During those early barnstorming trips around the country Gorbachev frequently discarded the speeches that had been prepared for him in advance. He modeled his speaking style on the early Bolsheviks, who could keep audiences spellbound through the sheer force of their oratory. Speaking extemporaneously provided a contrast with his immediate predecessors, who were barely able to read from prepared texts. On the other hand, it caused him to ramble, the occupational disease of an all-powerful leader who is rarely contradicted. The points he was trying to make could easily get lost in an avalanche of words. Sometimes he got carried away with his own rhetoric, forgetting the point that he intended to make.

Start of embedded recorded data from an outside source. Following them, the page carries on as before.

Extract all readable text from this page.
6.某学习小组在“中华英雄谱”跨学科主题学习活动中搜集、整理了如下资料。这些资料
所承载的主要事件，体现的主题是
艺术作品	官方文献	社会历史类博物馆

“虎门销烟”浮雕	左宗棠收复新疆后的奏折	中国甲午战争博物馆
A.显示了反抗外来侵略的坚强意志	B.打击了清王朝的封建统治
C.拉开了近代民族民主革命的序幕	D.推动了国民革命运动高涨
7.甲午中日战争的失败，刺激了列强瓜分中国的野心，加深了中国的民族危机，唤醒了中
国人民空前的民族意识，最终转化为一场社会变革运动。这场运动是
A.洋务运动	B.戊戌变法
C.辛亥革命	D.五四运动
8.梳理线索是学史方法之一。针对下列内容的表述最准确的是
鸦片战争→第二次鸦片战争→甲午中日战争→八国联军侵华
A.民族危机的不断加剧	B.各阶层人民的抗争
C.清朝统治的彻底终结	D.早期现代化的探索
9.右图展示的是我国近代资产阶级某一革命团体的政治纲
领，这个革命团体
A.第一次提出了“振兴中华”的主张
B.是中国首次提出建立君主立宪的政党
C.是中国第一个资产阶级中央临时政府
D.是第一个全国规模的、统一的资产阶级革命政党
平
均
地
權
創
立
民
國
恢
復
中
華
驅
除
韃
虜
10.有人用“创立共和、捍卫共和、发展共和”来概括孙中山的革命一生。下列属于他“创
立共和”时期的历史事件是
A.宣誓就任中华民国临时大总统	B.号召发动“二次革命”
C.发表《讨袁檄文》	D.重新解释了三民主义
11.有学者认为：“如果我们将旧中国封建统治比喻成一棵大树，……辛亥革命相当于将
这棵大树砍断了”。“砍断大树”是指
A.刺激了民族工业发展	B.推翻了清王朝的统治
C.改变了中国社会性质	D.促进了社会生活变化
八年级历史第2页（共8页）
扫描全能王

While the new tsar had a very clear sense about what was wrong with the Russian economy, he had a much hazier idea of how to put it right. Stripped of their revolutionary rhetoric and good intentions, his early policies often boiled down to more of the same. He still proclaimed an undying faith in the socialist system of centralized distribution. His attitude to Lenin remained deeply reverential. On the subject of market economics, Western visitors found that he was practically illiterate. Given these ideological limitations and the ingrained habits of Soviet bureaucrats, it was not surprising that the party bosses in western Siberia responded to the new leader’s criticisms and exhortations in the traditional way. They drilled hundreds more wells and increased the pressure on work crews to meet plan targets. Little attention was paid to the maintenance and repair of existing wells or the rational, long-term development of oil fields. Only token efforts were made to improve the living conditions of oil workers. Uskorenie (acceleration) became the slogan of the day.